Tuesday 3 February 2015

Never Letting Facts Ruin a Good Story: Business Daily Edition

Whenever the Central Bank of Kenya (CBK) published the quarterly Credit Officer Survey, the expectations is that it is meant to inform in totality the dynamics around the banks core asset that credit is. Trust the business media largely, and those that appear to have a hypothesis to prove that the banking industry will do everything to make 'unjustifiably high profit' even if at the expense of dragging the economy to hell.
I can understand if it is a pedestrian publication printed on an A4 paper. But hey, these Mickey Mouse publications have competition from respectable quarters such as the Business Daily.
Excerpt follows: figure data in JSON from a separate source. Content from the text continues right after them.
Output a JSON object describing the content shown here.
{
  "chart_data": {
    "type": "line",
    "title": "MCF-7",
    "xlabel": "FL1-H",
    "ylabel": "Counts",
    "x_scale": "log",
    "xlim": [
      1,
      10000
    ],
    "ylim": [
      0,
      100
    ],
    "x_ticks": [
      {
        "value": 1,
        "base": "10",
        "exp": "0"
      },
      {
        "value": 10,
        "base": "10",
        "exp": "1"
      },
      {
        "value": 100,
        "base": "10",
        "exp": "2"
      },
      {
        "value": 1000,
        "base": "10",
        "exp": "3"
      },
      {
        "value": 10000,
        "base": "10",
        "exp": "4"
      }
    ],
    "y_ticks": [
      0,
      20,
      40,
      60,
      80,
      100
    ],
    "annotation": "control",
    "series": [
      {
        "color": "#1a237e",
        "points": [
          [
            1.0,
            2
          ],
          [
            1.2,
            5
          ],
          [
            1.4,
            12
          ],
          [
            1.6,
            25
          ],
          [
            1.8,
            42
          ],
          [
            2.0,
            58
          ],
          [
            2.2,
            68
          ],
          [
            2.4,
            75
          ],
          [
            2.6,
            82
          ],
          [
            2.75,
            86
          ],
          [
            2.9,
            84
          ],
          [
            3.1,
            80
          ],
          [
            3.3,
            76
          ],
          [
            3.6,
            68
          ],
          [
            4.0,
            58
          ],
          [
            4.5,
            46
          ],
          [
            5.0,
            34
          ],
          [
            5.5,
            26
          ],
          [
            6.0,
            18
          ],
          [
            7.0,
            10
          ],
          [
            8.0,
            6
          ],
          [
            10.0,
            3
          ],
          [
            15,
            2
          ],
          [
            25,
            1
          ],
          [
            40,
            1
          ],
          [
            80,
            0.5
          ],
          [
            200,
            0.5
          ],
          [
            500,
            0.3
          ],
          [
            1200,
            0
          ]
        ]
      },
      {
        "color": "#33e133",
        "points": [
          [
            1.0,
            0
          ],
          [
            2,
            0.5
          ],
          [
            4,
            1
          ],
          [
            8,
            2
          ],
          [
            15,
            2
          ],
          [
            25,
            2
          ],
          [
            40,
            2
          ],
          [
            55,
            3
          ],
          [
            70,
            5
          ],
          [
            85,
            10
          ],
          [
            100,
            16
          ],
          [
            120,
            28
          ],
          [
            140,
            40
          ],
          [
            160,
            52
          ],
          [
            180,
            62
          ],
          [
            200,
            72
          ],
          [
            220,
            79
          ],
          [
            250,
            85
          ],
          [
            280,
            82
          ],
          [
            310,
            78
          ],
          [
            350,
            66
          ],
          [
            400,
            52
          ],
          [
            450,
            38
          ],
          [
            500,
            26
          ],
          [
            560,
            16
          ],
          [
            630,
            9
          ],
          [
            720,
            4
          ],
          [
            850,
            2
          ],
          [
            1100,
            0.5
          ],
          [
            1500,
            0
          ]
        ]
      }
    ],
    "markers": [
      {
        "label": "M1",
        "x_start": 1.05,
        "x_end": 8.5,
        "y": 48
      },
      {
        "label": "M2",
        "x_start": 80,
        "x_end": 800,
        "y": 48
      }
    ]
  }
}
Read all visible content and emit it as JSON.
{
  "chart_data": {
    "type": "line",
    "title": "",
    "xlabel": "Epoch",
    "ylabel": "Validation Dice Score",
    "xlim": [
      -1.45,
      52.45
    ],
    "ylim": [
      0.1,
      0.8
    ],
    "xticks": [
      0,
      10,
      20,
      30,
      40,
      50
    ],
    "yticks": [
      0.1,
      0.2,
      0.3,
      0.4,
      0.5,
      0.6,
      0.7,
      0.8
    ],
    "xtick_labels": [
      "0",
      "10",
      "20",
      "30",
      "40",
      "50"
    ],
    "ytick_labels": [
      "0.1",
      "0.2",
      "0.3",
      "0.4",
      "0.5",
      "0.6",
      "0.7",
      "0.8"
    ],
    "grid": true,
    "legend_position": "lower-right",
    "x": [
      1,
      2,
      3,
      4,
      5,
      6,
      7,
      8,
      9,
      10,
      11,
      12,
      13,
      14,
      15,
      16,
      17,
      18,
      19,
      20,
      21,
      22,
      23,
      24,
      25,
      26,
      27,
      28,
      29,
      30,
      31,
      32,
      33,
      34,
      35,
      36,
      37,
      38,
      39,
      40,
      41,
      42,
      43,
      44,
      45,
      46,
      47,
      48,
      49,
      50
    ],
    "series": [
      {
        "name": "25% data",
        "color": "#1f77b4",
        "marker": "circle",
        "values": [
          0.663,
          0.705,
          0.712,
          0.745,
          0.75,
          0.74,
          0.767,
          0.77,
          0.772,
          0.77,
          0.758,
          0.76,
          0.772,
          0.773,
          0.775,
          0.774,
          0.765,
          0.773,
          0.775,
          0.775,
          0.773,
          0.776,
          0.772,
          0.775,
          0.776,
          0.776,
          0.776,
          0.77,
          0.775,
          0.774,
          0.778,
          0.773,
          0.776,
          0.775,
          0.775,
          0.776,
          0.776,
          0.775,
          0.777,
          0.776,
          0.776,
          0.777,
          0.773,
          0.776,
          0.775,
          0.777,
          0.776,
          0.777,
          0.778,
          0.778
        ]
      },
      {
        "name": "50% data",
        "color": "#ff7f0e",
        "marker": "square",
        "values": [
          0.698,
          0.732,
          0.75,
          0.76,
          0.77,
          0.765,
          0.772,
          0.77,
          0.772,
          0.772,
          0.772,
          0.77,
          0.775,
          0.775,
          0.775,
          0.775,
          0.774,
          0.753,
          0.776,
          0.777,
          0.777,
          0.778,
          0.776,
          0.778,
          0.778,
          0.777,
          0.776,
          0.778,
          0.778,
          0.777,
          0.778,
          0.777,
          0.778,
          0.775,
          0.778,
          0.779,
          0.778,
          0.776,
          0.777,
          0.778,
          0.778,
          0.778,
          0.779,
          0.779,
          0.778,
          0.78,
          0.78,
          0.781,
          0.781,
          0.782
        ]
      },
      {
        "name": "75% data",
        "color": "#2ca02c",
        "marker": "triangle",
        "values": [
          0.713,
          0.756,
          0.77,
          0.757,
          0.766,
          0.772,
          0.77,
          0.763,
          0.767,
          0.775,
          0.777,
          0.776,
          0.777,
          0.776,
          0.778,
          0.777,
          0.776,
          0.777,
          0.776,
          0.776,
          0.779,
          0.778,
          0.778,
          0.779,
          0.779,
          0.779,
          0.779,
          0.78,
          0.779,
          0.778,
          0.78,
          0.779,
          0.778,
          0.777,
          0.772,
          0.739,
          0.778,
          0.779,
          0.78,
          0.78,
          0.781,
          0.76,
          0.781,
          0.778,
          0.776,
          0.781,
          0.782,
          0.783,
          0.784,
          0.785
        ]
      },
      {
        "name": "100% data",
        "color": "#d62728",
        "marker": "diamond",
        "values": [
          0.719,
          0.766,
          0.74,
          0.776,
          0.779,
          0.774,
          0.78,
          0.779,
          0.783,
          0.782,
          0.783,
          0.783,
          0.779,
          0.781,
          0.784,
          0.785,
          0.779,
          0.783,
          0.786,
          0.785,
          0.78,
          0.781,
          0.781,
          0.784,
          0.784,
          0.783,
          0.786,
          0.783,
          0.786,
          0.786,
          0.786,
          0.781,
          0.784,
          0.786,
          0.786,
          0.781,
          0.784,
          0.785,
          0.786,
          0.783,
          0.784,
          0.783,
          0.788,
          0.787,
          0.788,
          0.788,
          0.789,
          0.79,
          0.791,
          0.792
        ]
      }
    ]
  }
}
I know that there is a newspaper to sell, so the trick is: make it as sexy as possible. So the core message that the Business Daily gets from the latest Credit Officer Survey for the period January - December 2014 is that 'Banks defy new loan pricing tool to rake in Sh141 billion profit'.
The instructive words in this angle of pseudo analysis are: defy - meaning refuse to comply with the regulator's requirement; profit - which all other businesses but banks are supposed to make.
It doesn't matter that the same Business Daily indicates that the profit is as a result of fast growth in credit to the real economy, whose rate of growth for the period under discussion is the fastest in the past four years.
It doesn't matter either that the same edition Business Daily has a story to the effect that Kenyan banks have tough lending conditions, an attribute that speaks to the search for stability in the financial system.
Here is a couple of other facts in the Credit Officer Survey that the CBK prominently puts in the foreword, but with the Business Daily ignores:
  • One, deposits grew by almost 18 percent from Shs1.98 trillion to Shs2.33 trillion. This means that banks are furthering the inter-mediation mandate effectively.
  • Two, the total shareholders' funds grew by 22.5 percent from Shs431 billion to Shs530.09 billion. This, by the way is faster than the 13.47 percent growth in profit for the corresponding period. This means that investors in the banking industry are staking more resources and therefore the profit that is being portrayed as 'super' may end up being modest is one was to wear an objective hat.
  • Three, the growth of interest expenses on deposits by 24.03 percent is faster than the growth in interest income that grew by 16.29 percent. This means that the portrayal of banks as profiteering from the misery of depositors is simply a figment of prejudiced imagination.
 But then, these are mere facts. Whom in the Business Daily will let facts ruin a good story? Well, nobody I presume.